WASHINGTON – U.S. Senator Mary L. Landrieu, D-La., Chair of the Senate Committee on Small Business and Entrepreneurship, made the following comments after the Senate passed H.R.674, the 3% Withholding Repeal and Job Creation Act. The bill was approved by a vote of 94-1. On October 27, 2011, the House of Representatives voted 405-16 to repeal the tax withholding requirement.

“Today’s vote is a win for small businesses across America,” Sen. Landrieu said. “Main Street businesses are already struggling against the lack of demand for goods and services and to retain the necessary customers to keep their businesses afloat. Each dollar counts; they cannot afford to receive only a portion of their compensation. This repeal assures small business owners that they will receive full payment for their work.”
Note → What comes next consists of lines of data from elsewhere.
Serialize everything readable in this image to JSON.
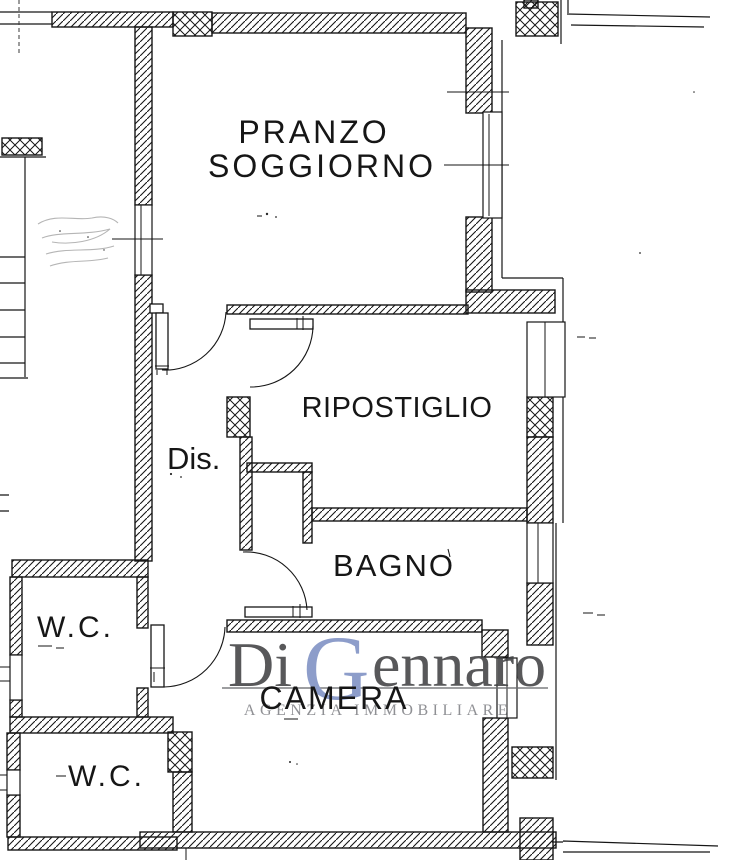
{
  "plan": {
    "rooms": {
      "pranzo_line1": "PRANZO",
      "pranzo_line2": "SOGGIORNO",
      "ripostiglio": "RIPOSTIGLIO",
      "disimpegno": "Dis.",
      "bagno": "BAGNO",
      "wc_upper": "W.C.",
      "camera": "CAMERA",
      "wc_lower": "W.C."
    },
    "watermark": {
      "name_prefix": "Di ",
      "name_initial": "G",
      "name_rest": "ennaro",
      "subtitle": "AGENZIA IMMOBILIARE",
      "name_color": "#414244",
      "initial_color": "#7e90c3",
      "subtitle_color": "#808186",
      "rule_color": "#6b6c6f"
    },
    "colors": {
      "ink": "#161616",
      "paper": "#ffffff"
    }
  }
}
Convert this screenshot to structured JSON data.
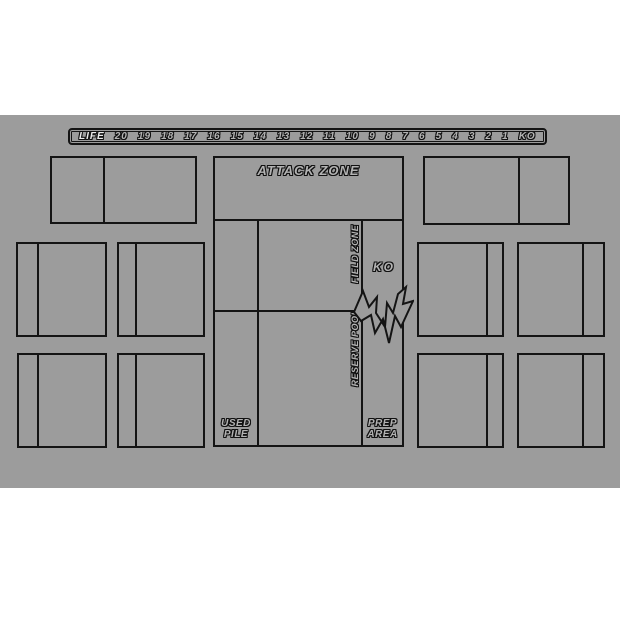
{
  "colors": {
    "mat_background": "#9c9c9c",
    "line": "#141414",
    "page_background": "#ffffff",
    "text_fill": "#b3b3b3"
  },
  "life_track": {
    "label": "LIFE",
    "values": [
      "20",
      "19",
      "18",
      "17",
      "16",
      "15",
      "14",
      "13",
      "12",
      "11",
      "10",
      "9",
      "8",
      "7",
      "6",
      "5",
      "4",
      "3",
      "2",
      "1",
      "KO"
    ]
  },
  "zones": {
    "attack": "ATTACK ZONE",
    "field": "FIELD ZONE",
    "reserve": "RESERVE POOL",
    "ko": "KO",
    "used_line1": "USED",
    "used_line2": "PILE",
    "prep_line1": "PREP",
    "prep_line2": "AREA"
  }
}
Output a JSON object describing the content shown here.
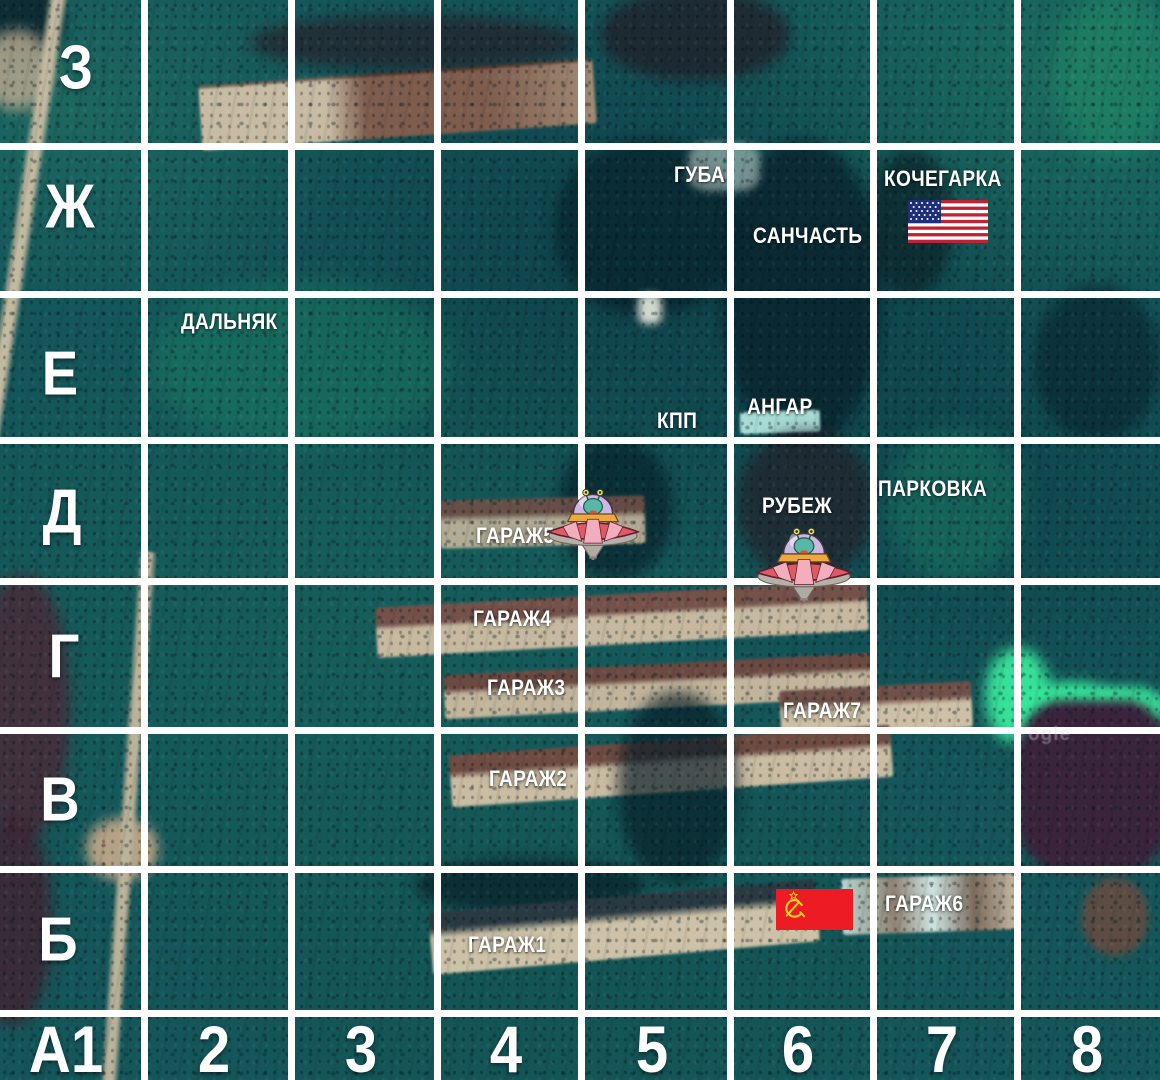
{
  "grid": {
    "rows": [
      "З",
      "Ж",
      "Е",
      "Д",
      "Г",
      "В",
      "Б"
    ],
    "corner": "А1",
    "columns": [
      "2",
      "3",
      "4",
      "5",
      "6",
      "7",
      "8"
    ]
  },
  "locations": [
    {
      "label": "ГУБА",
      "cell": "Ж5"
    },
    {
      "label": "КОЧЕГАРКА",
      "cell": "Ж7"
    },
    {
      "label": "САНЧАСТЬ",
      "cell": "Ж6"
    },
    {
      "label": "ДАЛЬНЯК",
      "cell": "Е2"
    },
    {
      "label": "КПП",
      "cell": "Е5"
    },
    {
      "label": "АНГАР",
      "cell": "Е6"
    },
    {
      "label": "ГАРАЖ5",
      "cell": "Д4"
    },
    {
      "label": "РУБЕЖ",
      "cell": "Д6"
    },
    {
      "label": "ПАРКОВКА",
      "cell": "Д7"
    },
    {
      "label": "ГАРАЖ4",
      "cell": "Г4"
    },
    {
      "label": "ГАРАЖ3",
      "cell": "Г4"
    },
    {
      "label": "ГАРАЖ7",
      "cell": "Г6"
    },
    {
      "label": "ГАРАЖ2",
      "cell": "В4"
    },
    {
      "label": "ГАРАЖ1",
      "cell": "Б4"
    },
    {
      "label": "ГАРАЖ6",
      "cell": "Б7"
    }
  ],
  "markers": [
    {
      "name": "us-flag",
      "cell": "Ж7"
    },
    {
      "name": "soviet-flag",
      "cell": "Б6"
    },
    {
      "name": "ufo",
      "cell": "Д4/Д5"
    },
    {
      "name": "ufo",
      "cell": "Д6"
    }
  ],
  "watermark": "ogle",
  "colors": {
    "grid_line": "#ffffff",
    "label_text": "#ffffff",
    "terrain_base": "#14565a",
    "neon_green": "#3cf0a0",
    "us_flag_blue": "#1e2f7a",
    "us_flag_red": "#bf2333",
    "soviet_red": "#ed1c24",
    "soviet_gold": "#f8d020"
  }
}
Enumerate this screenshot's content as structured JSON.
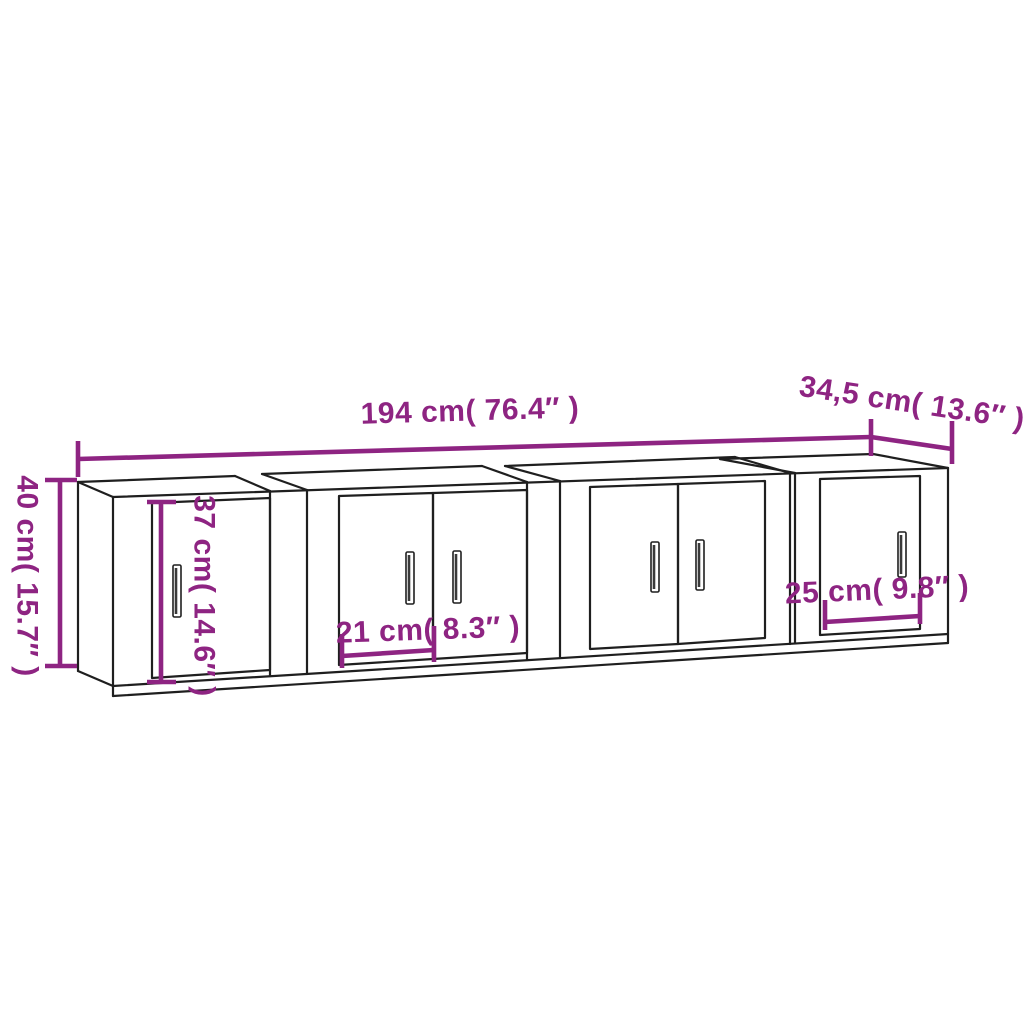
{
  "page": {
    "background": "#ffffff"
  },
  "diagram": {
    "kind": "product-dimension-drawing",
    "subject": "wall-mounted cabinet set of 4 units with 6 doors",
    "cabinet_count": 4,
    "door_count": 6,
    "colors": {
      "dimension_accent": "#8e2482",
      "outline": "#1f1f1f",
      "background": "#ffffff"
    },
    "labels": {
      "total_width": "194 cm( 76.4″ )",
      "depth": "34,5 cm( 13.6″ )",
      "height": "40 cm( 15.7″ )",
      "door_height": "37 cm( 14.6″ )",
      "door_width": "21 cm( 8.3″ )",
      "side_door_width": "25 cm( 9.8″ )"
    }
  }
}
The law required that federal, state and local governments, with expenditures of more than $100 million, withhold 3 percent of payments for products and services worth more than $10,000, including non-confidential or classified contracts, grants to for-profit companies and farm and Medicare payments. The requirement was scheduled to take effect on January 1, 2011, but was delayed a year in the 2009 American Recovery and Reinvestment Act. On May 5, 2011, the IRS issued regulations that further delayed the implementation of the withholding provision until January 1, 2013. On September 12, 2011, President Obama proposed the American Jobs Act of 2011, which included a section that would delay implementation of the withholding provision until after December 31, 2013.